На ступенях из облаков, как студенты на собрании, сидели ангелы с самыми разными выражениями ангельских лиц. Ангельские лица показались Маше вполне обыкновенными молодыми лицами, она увидела нескольких японцев, с десяток негров, кучу таджиков или узбеков или казахов, кто их разберёт, и человек пятнадцать лиц кавказской национальности, темпераментных и наглых. Там же топтались и били копытом несколько пегасов, трое кентавров соображали что-то, пригнувшись и повернув крупы к остальным, пятеро сфинксов лениво дремали, на последнем ряду громко разговаривали грифоны с единорогами, и ещё четверо химер играли в преферанс, оттуда доносился гогот и одобрительные высказывания типа «отлично схожено, отец Мисаил».

Перед ней в первом ряду на облаке цвета грозы сидел похожий на ректора мужик в возрасте, с седой щетиной на благородном лице, Маша стала раздумывать, прикрыться ей ладошками или нет, в это мгновение она почувствовала, что на ней её домашнее самое любимое большое полотенце с розовыми слониками.
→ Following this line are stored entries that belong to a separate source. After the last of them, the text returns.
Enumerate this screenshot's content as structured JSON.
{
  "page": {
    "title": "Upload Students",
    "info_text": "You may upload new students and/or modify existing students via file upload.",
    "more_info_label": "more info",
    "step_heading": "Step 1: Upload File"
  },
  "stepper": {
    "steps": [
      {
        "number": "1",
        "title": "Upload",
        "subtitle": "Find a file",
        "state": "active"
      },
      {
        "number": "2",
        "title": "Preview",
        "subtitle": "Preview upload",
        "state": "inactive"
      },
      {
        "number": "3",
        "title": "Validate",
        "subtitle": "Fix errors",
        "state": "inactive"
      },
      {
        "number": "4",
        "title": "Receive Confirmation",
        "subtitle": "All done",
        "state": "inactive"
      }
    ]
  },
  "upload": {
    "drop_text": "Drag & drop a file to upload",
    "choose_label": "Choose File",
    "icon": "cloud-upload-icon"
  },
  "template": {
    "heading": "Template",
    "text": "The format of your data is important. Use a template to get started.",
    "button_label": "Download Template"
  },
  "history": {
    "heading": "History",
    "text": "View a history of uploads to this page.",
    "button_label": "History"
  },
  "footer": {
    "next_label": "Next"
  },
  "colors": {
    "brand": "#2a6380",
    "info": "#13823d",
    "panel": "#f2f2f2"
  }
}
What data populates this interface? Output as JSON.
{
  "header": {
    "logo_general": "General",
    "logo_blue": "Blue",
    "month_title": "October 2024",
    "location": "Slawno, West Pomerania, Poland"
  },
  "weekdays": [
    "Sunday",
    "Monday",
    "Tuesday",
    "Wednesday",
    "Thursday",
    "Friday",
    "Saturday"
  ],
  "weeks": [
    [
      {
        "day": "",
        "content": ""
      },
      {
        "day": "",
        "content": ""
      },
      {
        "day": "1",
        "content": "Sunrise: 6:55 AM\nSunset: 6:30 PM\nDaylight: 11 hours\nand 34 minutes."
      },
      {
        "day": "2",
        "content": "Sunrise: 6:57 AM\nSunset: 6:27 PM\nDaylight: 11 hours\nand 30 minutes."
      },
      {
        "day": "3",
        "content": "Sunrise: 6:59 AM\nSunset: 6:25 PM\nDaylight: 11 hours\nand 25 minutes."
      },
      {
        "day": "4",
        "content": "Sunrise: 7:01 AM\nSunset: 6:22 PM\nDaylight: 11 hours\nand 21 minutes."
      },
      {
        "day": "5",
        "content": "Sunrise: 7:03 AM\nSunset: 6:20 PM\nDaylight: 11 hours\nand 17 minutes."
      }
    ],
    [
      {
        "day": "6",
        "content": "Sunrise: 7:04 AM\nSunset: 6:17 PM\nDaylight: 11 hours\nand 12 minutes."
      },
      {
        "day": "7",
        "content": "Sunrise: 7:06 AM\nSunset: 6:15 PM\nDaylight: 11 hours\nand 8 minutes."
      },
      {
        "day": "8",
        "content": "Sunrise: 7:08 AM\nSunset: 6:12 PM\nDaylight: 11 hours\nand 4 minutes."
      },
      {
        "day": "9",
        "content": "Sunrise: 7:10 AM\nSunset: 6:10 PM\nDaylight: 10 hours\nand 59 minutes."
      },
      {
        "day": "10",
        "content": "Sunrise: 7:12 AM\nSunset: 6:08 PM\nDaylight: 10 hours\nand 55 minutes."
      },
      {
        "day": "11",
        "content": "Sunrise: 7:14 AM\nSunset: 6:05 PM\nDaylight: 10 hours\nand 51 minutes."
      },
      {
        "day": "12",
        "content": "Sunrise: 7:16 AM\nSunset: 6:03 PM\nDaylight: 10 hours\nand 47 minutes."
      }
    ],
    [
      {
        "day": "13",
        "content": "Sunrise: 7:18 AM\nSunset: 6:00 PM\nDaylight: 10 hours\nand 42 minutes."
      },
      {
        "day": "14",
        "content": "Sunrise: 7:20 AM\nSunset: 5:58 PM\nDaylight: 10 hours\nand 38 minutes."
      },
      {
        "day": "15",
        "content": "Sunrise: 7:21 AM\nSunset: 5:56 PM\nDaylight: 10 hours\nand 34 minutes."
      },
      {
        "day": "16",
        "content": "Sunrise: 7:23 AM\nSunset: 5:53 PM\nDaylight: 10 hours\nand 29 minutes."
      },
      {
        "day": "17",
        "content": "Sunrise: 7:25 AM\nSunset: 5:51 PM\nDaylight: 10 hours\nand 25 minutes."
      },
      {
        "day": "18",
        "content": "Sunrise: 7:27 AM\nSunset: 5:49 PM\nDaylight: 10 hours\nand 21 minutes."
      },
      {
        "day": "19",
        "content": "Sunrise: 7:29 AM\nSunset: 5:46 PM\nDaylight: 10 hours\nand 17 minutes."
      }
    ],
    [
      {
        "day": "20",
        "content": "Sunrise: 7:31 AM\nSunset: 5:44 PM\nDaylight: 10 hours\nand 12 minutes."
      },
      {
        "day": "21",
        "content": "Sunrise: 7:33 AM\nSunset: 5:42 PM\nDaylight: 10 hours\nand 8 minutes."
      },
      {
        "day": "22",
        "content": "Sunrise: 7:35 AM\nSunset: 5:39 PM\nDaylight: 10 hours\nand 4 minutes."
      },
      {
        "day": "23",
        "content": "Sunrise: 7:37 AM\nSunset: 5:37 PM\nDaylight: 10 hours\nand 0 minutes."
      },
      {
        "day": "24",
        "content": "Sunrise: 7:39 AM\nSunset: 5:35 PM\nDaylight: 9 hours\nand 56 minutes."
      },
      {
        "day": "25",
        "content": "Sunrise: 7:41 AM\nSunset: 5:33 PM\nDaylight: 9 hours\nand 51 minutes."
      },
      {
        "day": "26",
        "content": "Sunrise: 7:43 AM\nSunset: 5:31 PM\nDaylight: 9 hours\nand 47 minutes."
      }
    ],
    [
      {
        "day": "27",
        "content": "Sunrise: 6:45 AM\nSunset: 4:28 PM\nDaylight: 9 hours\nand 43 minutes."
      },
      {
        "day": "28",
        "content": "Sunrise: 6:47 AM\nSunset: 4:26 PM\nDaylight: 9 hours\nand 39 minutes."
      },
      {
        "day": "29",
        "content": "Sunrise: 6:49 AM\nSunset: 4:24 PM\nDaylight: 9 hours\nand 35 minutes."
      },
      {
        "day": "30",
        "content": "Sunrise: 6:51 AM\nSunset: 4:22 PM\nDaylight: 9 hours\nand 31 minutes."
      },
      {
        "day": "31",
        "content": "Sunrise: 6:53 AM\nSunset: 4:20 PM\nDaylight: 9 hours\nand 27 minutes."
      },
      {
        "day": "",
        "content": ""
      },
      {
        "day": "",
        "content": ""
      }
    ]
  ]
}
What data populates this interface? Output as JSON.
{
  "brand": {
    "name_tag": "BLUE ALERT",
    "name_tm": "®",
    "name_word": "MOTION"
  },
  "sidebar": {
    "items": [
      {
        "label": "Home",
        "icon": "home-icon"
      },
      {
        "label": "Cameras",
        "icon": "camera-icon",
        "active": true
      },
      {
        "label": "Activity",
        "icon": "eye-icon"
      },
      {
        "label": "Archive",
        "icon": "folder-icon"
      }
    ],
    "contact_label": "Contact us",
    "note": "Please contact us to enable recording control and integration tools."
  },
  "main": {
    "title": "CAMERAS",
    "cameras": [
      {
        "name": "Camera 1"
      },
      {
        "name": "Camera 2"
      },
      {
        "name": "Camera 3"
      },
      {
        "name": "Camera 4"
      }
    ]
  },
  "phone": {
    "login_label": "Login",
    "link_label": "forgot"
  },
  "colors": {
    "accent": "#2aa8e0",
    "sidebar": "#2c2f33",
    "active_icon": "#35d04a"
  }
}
Она обернула его вокруг груди и оно закрыло её до колен.

Стоял шум, похожий на гул пчелиного роя. Толстый ангел с дебильным лицом дунул в трубу, как будто чихнул слон, и воцарилась тишина. Подплывшее облако мягко поддало Машу сзади под коленки, она плюхнулась и, как маленькая девочка, покачалась на облаке. Худенький чернявый ангел подошёл к Маше и встал позади неё за правым плечом. Стихарь ему велик, поручи вообще всё время падали, он без конца наклонялся и подбирал их. Правое крыло было больше левого, а нимб всё время сваливался набок и ангел нервно поправлял его. Чегой-то ангел хранитель у меня какой-то унылый, – подумала Маша, но из вежливости скромно улыбнулась ему, но тот отвёл глаза и сделал вид, что не знает её.

– Разрешаю открыть собрание, – сказал строгим голосом Бог, – Метатрон, глас божий, изложи повестку дня!

– Какой, блин, Метатрон, – вполголоса занудил за спиной у Маши ангел, – у нас тут православие, а не иудаизм.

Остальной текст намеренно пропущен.